Jonathon Ensor is a freelance design blogger for Empire Today. When he’s not poring over micro-plans for his own foray into “tiny houses”, you can find him losing to his wife at Trivial Pursuit.
Have you ever discovered you’re part of a trend you had no idea even existed? I recently discovered the “tiny house movement” after several decades spent obsessing over small spaces. I might be late to the party, but I’m prepared to rage with these lil’ homes until the break of dawn.
In junior high shop class, my best friend and I decided that we were going to build a full-scale fort, a hideaway tucked into the woods near where we lived. First, we were brutally ridiculed by classmates for our immaturity. Evidently, 8th graders are too old for “forts”. Next, we were lectured by the teacher that our plan was entirely unrealistic. Expectations of what two fourteen-year-old kids can pull off were pretty low at my school, I guess. We were suitably shamed. Needless to say, I ended up building a tool box that semester.
Two decades later, I still rue our missed opportunity. Fortunately, the instinct to carve out my own diminutive domicile is still going strong. And just in time, it would appear, for the heralding of the downsized home. That it’s no longer immature or unrealistic to yearn for a “fort-sized” house is excellent news.
Learning I wasn’t alone in my admiration came as a complete surprise. This “tiny house” thing is, apparently, a huge industry. From blogs, books and magazines, to themed hotels and regional tiny-construction specialists – this is clearly no flash-in-the-pan. It’s a new way of life.
I’m not one of those folks who are overly preoccupied with “being green”. Nor am I the sort of fellow who looks at a new, cookie-cutter McMansion and nods enthusiastically. Quite the opposite. The self-sufficiency aspect is what draws me in the most. I consider getting off the grid a valiant endeavor, no matter the size of your residence.

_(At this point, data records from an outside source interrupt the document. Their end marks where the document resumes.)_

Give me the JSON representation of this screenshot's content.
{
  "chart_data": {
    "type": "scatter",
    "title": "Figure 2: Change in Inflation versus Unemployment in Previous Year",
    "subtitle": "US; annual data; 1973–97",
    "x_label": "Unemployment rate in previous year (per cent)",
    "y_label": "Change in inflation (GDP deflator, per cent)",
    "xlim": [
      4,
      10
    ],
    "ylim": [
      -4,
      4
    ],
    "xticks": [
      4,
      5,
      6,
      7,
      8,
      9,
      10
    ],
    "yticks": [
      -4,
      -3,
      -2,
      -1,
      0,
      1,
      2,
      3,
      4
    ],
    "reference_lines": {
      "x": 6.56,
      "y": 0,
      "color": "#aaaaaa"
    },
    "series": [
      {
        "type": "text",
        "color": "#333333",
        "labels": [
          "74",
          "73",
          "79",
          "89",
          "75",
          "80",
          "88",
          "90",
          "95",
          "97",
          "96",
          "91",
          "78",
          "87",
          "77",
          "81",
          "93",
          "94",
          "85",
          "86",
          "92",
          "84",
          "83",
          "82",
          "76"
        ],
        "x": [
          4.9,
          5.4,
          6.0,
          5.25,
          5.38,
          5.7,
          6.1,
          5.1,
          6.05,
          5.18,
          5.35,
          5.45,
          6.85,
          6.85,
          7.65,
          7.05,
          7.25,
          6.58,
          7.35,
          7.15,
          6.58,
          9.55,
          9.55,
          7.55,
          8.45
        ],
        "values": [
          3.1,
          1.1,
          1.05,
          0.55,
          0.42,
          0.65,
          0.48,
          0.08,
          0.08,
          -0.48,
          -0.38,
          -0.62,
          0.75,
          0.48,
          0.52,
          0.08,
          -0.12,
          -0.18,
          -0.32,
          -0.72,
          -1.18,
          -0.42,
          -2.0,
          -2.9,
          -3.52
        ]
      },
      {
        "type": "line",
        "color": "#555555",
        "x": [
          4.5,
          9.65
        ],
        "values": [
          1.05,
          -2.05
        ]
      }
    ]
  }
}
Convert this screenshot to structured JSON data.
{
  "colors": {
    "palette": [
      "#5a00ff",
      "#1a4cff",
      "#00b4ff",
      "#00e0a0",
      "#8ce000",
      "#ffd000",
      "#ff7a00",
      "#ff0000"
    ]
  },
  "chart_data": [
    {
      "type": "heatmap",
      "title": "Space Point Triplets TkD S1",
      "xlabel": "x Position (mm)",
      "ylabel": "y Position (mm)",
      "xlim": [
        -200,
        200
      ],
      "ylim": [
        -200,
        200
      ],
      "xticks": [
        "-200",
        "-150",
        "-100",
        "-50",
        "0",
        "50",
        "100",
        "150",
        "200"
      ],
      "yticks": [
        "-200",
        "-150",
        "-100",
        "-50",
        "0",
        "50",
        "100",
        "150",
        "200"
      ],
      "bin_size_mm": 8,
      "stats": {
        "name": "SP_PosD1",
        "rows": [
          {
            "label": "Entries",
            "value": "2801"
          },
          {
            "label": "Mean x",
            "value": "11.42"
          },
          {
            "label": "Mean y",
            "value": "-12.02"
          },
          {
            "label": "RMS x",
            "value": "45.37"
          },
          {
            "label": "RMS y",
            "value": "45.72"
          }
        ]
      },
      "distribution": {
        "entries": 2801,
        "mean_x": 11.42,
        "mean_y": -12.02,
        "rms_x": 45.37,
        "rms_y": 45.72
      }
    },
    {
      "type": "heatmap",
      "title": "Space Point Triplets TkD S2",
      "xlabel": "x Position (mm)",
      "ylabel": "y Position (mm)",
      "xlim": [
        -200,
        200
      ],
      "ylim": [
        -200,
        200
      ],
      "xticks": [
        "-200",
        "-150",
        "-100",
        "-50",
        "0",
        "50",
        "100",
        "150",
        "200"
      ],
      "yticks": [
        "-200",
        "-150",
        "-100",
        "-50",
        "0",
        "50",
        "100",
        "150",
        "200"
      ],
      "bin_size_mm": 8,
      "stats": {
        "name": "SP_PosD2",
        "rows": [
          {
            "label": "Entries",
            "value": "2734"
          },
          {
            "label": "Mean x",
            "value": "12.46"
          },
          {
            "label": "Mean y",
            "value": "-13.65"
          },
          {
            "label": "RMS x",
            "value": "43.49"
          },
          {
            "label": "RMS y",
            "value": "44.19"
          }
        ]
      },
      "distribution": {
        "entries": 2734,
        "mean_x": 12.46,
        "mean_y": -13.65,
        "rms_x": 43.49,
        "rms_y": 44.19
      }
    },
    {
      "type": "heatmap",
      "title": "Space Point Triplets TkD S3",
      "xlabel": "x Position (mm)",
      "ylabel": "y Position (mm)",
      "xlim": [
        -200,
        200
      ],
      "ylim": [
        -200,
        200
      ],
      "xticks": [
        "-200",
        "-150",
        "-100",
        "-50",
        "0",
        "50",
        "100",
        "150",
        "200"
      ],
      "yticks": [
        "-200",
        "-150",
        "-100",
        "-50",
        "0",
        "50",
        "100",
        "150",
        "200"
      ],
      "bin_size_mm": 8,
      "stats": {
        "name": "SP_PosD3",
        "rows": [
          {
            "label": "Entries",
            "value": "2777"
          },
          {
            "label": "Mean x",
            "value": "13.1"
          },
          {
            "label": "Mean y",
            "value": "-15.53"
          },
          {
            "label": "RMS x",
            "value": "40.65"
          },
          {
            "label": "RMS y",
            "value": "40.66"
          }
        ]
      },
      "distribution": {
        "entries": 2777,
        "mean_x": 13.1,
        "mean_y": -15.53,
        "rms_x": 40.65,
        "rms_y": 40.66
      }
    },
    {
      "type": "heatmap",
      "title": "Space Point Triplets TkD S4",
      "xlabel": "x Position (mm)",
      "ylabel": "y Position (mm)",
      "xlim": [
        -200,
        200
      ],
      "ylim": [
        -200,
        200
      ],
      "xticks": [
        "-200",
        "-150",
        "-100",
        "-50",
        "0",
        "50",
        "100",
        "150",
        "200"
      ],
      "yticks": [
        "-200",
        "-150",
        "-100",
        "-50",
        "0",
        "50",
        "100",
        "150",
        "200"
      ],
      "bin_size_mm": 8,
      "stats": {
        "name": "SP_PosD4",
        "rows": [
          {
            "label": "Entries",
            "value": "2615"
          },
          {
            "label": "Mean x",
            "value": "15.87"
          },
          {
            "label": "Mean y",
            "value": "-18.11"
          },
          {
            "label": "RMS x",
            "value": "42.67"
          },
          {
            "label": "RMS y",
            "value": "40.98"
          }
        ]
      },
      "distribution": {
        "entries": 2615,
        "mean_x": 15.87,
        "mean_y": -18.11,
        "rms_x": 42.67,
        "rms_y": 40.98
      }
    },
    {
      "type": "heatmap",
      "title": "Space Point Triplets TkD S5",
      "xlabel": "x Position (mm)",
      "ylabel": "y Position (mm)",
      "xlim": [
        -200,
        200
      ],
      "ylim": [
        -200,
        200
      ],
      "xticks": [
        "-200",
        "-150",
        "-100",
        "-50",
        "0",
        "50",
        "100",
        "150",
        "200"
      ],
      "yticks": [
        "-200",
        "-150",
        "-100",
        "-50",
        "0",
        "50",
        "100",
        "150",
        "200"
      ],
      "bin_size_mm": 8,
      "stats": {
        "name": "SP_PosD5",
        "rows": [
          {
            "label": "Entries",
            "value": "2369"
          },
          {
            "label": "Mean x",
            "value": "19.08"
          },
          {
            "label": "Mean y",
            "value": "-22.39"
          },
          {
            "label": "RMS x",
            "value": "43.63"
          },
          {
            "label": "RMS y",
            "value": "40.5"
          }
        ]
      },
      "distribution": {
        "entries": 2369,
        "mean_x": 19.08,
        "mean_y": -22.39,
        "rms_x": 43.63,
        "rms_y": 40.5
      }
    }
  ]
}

However, the drawing factor for many is the financial one. Little houses cost less to build, heat, furnish, maintain…you name it, it’s probably cheaper. Though the houses are frequently featured in rural areas, set atop vast acreage or integrated into the wilderness, the tiny home phenomenon has infiltrated urban areas as well. That crack between those two big, brick office buildings? It soon might be the site of a 4-foot-wide home. You never know.
I have yet to see one of the trailer-bed buildings being towed on the highway, but my wife and I have always fancied being “RV people”. Our latest mindset is – why wait? This bandwagon is actually moving. Upscale downsizing, as I heard it put, makes so much sense. This isn’t camping. With amenities like flushable toilets, functioning kitchens or hardwood floors, you’re only leaving room for the essentials.
Regardless of your priorities, there appears to be a tiny house plan out there for everyone. Whether you’re a ski bum, organic farmer, drunken poet, doomsday prepper, tech whiz – if you’re looking to simplify your belongings (or, quite frankly, simplify your existence), I implore you not to think big. Think small!